Don’t kill entrepreneurship
The author, a former Korean Customs Office administrator, is a senior advisor at law firm Lee & Ko.
Fiscal health and creative entrepreneurship are the two pillars that buttress our economy. However, the state coffers have been thinning over the last three years as a result of the government’s ideology-driven economic policies. Entrepreneurship is nearly frozen. South Korea ranked twelfth in gross domestic product (GDP) and seventh in exports last year. Bold entrepreneurship that explored markets around the world has been the major driver of our economic growth.
Our fiscal resources come from economic growth, and growth hinges on bold and adventurous investments from proactive entrepreneurs. However, due to the Moon Jae-in administration’s robust spending to create temporary jobs and beef up welfare, Korea’s debt-to-GDP ratio, which was 38 percent in 2018, may hit 60 percent in two to three years. Advanced economies like that of the United States and Britain had seen their debt-to-GDP ratio climb to 60 to 70 percent over a period of decades. Korea’s ratio may hit that threshold in just three to four years.
The Moon administration is mulling a fourth supplementary budget this year due to devastation from floods and a resurgence of Covid-19 cases across the country. Korea’s national debt is surging at a staggering pace. Its debt-to-GDP ratio is expected to reach 46 percent this year. Although the government claims that the ratio can be kept at around 49 percent next year, simple math shows that’s not possible. Yet there is no upside to improving our worsening fiscal balance, given the expansionary need to stimulate the economy, a domestic slump triggered from the government’s tax bombardment on homeowners, a thinning population and uncertainty of when the virus threat will end.

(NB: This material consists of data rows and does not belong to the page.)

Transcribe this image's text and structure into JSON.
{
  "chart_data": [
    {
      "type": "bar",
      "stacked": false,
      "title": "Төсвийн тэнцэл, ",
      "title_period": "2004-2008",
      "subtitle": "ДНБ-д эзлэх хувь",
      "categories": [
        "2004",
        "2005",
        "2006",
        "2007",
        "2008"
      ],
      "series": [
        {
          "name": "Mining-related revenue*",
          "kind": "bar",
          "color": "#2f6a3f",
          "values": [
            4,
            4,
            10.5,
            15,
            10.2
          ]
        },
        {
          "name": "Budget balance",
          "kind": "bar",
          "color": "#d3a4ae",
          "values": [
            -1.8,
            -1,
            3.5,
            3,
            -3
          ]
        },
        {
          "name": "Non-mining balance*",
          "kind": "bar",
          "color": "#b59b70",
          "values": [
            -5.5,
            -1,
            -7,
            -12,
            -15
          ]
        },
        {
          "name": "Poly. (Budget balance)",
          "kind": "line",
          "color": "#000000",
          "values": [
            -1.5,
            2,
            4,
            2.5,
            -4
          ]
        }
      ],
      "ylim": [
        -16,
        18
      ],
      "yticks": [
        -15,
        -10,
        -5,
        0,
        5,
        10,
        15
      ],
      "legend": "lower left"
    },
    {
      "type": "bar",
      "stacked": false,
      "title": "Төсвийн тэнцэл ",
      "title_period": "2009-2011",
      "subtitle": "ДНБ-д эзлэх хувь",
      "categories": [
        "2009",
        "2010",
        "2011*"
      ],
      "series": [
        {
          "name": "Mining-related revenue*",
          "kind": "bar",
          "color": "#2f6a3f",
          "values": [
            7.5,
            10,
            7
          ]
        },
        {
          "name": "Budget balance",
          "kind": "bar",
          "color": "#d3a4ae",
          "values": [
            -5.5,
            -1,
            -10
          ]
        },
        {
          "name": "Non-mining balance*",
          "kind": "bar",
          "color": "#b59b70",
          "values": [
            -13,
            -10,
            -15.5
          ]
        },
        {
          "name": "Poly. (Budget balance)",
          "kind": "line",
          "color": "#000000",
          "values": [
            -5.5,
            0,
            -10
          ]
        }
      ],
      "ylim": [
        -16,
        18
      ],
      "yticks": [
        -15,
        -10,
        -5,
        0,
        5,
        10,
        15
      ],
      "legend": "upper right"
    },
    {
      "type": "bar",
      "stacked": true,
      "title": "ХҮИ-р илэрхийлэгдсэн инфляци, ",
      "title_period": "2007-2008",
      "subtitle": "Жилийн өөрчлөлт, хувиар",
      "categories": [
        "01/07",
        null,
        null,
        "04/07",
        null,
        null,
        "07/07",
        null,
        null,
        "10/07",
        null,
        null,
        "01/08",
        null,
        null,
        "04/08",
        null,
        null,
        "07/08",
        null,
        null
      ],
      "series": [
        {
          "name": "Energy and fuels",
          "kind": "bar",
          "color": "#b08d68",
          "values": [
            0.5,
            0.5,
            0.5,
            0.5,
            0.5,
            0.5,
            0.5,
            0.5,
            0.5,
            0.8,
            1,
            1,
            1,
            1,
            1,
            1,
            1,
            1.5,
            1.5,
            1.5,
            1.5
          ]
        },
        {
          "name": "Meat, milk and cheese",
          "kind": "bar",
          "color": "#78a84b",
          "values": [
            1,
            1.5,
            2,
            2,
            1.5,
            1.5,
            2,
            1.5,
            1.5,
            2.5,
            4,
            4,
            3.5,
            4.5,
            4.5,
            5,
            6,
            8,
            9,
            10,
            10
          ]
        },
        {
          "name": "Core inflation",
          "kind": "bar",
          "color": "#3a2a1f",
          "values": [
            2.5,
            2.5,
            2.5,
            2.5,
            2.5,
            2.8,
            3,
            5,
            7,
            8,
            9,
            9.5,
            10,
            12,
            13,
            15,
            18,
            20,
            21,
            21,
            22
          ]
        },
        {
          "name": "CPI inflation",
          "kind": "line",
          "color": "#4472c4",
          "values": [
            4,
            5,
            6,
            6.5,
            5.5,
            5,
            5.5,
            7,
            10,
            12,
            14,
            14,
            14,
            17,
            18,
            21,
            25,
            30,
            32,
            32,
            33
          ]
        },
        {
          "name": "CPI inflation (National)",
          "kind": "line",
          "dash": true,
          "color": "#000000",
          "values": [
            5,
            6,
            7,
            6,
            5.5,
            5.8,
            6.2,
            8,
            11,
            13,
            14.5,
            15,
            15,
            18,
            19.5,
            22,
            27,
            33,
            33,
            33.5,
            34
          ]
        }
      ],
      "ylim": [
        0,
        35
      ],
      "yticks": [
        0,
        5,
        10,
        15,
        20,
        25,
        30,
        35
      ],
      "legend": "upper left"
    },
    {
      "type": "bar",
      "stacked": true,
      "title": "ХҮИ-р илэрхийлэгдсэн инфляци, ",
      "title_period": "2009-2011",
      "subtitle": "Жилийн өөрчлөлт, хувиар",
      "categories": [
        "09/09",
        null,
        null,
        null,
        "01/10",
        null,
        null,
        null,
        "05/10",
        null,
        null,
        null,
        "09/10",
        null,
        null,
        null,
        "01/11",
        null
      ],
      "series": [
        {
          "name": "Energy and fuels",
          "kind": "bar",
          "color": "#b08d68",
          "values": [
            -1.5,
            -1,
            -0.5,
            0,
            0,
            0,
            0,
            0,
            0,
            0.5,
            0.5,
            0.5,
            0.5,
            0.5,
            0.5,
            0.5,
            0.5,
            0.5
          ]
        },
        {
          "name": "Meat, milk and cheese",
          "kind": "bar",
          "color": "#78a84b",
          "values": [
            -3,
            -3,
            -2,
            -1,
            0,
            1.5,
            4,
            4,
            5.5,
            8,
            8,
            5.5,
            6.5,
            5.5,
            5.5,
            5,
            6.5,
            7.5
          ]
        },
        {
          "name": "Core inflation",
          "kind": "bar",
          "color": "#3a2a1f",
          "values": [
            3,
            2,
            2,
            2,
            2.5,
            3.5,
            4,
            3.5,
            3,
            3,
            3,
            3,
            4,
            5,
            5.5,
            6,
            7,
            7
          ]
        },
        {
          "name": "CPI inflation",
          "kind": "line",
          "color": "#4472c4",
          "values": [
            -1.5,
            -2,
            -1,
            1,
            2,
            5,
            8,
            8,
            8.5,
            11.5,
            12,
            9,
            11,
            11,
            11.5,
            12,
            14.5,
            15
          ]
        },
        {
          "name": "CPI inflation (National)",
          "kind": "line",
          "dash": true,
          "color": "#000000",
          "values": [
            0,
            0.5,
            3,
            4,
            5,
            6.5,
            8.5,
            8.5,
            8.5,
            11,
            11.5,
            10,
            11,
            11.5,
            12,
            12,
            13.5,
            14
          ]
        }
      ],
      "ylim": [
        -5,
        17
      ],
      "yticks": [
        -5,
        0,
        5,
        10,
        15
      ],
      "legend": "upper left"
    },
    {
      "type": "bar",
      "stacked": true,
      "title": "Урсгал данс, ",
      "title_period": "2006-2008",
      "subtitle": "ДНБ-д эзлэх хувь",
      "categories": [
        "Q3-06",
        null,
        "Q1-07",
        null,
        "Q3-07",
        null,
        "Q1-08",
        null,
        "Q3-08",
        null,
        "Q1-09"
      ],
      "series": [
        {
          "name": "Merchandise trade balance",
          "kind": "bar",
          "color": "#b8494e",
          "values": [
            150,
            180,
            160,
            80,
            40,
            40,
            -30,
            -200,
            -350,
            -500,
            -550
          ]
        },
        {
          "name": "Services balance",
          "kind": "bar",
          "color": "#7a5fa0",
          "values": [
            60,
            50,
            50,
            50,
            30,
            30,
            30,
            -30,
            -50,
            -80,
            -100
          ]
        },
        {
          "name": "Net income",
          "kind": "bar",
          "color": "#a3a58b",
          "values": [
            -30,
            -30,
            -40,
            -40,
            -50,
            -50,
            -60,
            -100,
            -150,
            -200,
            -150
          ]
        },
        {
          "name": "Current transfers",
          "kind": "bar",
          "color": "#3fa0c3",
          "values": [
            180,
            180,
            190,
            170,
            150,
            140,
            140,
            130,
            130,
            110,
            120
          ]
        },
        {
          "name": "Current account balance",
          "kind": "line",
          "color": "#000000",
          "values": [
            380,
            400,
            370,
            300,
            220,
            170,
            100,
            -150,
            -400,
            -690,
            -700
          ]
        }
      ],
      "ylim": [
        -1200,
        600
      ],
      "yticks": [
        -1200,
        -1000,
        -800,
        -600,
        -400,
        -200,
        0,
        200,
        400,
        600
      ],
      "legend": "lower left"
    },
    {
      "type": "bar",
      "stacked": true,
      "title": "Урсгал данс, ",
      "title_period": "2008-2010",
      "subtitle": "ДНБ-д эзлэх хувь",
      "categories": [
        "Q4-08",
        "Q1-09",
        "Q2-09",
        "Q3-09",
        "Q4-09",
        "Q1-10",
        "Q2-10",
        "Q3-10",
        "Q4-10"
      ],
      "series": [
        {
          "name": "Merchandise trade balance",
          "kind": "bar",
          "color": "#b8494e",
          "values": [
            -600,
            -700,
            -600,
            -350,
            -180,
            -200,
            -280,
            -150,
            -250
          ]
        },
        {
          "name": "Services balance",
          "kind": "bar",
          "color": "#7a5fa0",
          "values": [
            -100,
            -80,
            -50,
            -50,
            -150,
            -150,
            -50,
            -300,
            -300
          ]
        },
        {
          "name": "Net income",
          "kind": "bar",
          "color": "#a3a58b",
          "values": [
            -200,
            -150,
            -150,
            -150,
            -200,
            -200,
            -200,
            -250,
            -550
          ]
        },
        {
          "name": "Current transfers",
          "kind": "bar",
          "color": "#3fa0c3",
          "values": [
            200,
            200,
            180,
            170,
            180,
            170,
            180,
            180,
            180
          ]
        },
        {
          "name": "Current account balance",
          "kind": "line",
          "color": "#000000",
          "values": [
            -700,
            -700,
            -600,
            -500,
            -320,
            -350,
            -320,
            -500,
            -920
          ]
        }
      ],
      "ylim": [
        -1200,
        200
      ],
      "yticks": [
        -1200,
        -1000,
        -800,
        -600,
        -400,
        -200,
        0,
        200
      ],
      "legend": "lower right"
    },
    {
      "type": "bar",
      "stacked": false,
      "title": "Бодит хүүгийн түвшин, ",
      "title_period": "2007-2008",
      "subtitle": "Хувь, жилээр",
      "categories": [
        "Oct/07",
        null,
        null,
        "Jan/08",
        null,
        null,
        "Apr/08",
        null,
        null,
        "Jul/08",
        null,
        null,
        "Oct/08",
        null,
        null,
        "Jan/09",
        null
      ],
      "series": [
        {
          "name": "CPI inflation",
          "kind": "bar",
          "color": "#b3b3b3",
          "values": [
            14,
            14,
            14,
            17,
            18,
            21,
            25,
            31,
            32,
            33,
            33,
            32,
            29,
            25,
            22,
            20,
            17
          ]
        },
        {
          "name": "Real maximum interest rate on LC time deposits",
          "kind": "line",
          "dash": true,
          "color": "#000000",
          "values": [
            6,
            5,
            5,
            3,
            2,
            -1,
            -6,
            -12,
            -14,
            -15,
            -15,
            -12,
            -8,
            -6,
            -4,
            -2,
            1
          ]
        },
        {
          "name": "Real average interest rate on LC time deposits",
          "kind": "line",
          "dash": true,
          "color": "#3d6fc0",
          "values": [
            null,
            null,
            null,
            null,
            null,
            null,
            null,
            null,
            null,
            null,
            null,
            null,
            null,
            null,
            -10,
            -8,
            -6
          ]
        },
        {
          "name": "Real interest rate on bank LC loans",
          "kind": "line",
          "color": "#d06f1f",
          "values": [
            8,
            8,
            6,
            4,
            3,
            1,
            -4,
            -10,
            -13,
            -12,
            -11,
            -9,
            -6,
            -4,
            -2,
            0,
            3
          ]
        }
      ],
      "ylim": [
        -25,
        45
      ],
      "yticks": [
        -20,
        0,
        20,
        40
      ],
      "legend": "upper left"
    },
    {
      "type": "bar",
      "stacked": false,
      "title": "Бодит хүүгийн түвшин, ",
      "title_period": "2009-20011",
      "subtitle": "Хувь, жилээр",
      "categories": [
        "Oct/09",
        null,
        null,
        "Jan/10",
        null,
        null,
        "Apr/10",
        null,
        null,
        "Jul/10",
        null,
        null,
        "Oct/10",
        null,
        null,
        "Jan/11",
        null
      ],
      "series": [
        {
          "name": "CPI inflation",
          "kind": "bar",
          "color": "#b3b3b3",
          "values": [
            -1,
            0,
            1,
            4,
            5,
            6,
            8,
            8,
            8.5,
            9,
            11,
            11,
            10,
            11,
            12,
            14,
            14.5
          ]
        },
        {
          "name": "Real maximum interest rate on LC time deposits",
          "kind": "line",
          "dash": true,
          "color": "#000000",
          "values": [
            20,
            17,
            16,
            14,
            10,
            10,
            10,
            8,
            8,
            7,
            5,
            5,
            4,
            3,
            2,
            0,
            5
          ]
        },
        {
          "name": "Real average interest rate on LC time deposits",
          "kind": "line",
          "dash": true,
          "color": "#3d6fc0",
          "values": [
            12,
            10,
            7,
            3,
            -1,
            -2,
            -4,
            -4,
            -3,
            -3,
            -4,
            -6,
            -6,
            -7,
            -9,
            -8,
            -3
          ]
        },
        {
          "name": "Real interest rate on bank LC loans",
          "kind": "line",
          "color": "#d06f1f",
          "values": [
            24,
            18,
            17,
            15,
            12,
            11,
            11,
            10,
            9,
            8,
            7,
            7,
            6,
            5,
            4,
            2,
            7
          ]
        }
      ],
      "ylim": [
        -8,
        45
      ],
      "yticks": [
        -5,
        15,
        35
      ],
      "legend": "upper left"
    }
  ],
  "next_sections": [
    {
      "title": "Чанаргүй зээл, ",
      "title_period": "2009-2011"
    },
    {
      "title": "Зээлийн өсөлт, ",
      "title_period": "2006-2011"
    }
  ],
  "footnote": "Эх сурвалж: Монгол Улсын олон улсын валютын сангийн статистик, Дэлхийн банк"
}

If the government raises our maximum income tax rate to 45 percent (49.5 percent when counting local taxes) by revising the tax code this year, it will be one of the world’s highest. In the meantime, the ruling Democratic Party (DP) is considering mandating that union representatives be included on the boards of public enterprises. Such a tilt has already sent a discouraging message to the market. Antibusiness and regulation-based policies must stop.
First of all, tax hikes on the rich go against the global trend. The government could collect 80 billion won ($675 million) more tax revenues a year, but the cost of its antibusiness image can be far greater as it scares away investments from both domestic and foreign companies. The maximum rate of the inheritance tax, which is already among the world’s highest, also should be adjusted down to the Organization for Economic Cooperation and Development (OECD) average of 26.6 percent. Our current top inheritance tax rate of 50 percent has been unchanged since a hike from 40 percent in 1998 during the Asian financial crisis.
Second, the judicial branch must leave big companies to better focus on competing with multinationals without worries about prosecutorial investigations of local conglomerates. Shares of Apple and Amazon have jumped 50 percent and 70 percent, respectively, from the beginning of the year. In the meantime, shares of Samsung Electronics have stayed more or less stagnant. Korean companies should be free from their past burden to focus on the future.
Third, regulatory flexibility is needed at least temporarily to help large companies overcome challenges posed by the pandemic, as some 70 to 80 percent of smaller manufacturers depend on large companies to survive. If big companies are chained by multi-tiered regulations, the cost will be transferred to the general business community and people. The government’s economic policies also should be consistent in a pro-business direction among its economy-related ministries.